3. Number of Experts Used to Establish the Ground Truth for the Test Set and Qualifications of Those Experts
The document indicates that the "gold standard" for ground truth was "hand scoring."
- Number of experts: Not specified.
- Qualifications of experts: Not specified (e.g., radiologist with 10 years of experience). It simply refers to "hand scoring," implying trained personnel who interpret the raw physiological signals.
4. Adjudication Method for the Test Set
The document does not explicitly state an adjudication method (like 2+1 or 3+1). It only mentions "hand scoring" as the "gold standard," which could imply a single scorer or an internal process not detailed.
5. If a Multi-Reader Multi-Case (MRMC) Comparative Effectiveness Study Was Done, and Effect Size
No MRMC study is mentioned.
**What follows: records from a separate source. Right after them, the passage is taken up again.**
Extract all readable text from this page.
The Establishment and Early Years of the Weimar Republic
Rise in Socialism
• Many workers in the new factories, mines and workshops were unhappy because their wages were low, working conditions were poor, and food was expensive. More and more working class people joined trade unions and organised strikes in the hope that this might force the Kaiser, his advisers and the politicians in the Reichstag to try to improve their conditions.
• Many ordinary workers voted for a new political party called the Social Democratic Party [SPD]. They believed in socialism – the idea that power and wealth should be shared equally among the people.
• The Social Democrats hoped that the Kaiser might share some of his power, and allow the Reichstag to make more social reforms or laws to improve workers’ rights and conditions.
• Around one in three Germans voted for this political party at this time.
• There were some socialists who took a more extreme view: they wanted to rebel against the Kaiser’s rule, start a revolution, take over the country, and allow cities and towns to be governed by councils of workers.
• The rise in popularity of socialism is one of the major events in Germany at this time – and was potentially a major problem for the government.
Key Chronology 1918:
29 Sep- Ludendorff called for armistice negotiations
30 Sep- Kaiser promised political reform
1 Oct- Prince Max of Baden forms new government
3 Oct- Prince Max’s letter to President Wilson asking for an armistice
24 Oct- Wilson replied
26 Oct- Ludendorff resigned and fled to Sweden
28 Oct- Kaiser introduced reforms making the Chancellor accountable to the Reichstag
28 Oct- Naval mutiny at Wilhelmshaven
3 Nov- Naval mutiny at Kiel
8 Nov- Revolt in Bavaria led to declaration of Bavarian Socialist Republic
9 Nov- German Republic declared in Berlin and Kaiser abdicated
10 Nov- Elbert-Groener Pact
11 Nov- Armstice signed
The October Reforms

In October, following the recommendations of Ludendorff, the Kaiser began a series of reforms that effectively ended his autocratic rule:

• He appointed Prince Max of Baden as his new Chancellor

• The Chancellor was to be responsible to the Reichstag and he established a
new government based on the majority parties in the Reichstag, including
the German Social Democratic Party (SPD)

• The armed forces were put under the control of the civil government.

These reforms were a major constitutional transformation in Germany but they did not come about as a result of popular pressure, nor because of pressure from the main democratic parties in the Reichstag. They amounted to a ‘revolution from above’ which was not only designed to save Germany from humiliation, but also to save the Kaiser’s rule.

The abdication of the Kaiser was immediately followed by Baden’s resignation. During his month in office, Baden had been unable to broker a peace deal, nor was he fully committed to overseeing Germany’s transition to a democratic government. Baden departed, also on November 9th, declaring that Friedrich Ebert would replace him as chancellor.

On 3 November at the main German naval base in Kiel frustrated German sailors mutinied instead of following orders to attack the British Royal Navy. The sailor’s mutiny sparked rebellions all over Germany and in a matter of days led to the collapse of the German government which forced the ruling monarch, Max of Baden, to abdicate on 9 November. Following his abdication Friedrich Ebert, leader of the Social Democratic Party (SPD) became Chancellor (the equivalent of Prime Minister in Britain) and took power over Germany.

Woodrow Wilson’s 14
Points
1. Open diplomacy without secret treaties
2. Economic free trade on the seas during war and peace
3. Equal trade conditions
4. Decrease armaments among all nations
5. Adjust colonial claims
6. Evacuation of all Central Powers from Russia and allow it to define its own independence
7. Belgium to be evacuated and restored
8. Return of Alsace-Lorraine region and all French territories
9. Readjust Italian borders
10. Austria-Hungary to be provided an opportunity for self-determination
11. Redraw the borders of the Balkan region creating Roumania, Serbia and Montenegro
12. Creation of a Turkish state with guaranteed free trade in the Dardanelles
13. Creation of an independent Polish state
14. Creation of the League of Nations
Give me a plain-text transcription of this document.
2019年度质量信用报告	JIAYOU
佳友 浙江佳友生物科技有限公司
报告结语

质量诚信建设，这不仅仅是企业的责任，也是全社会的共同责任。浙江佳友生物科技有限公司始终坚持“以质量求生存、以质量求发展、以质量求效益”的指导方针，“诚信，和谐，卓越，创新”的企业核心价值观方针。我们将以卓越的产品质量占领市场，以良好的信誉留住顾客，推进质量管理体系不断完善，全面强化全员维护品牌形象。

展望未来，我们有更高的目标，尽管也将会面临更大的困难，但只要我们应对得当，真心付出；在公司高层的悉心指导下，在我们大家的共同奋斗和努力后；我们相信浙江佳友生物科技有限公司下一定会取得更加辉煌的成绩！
The clinical study described compares the device (SmartMonitor 2) against a "gold standard" (hand scoring) and aims to show substantial equivalence to a predicate device, not to evaluate human reader performance with or without AI assistance.
6. If a Standalone (Algorithm Only Without Human-in-the-Loop Performance) Was Done
Yes, a standalone performance evaluation was done. The clinical protocol compared the SmartMonitor 2's performance (its algorithms for detecting apnea) "to the gold standard of hand scoring." This directly assesses the algorithm's performance without a human in the loop for the detection task itself, though a healthcare professional reviews the logged data. The device's primary function is automated detection and alarm.
7. The Type of Ground Truth Used
The type of ground truth used for the clinical study was expert consensus (implied via "hand scoring") on the physiological signals (respiration and heart rate) to identify central apnea events.
8. The Sample Size for the Training Set
The document does not specify a separate training set. The descriptions of "system qualification testing" and "software testing" refer to verification and validation activities. The clinical study described is for validation of the final device, not for training a model. Given the time period (2002) and the nature of apnea monitors, it's highly likely it was based on deterministic algorithms rather than machine learning models requiring extensive training data.
9. How the Ground Truth for the Training Set Was Established
As no specific training set for a machine learning model is mentioned, the method for establishing ground truth for a training set is not applicable or provided. The device's performance is validated against clinical data after its algorithms are developed, implying ground truth for algorithm development would be based on physiological principles and expert-defined thresholds, not a machine learning training set in the modern sense.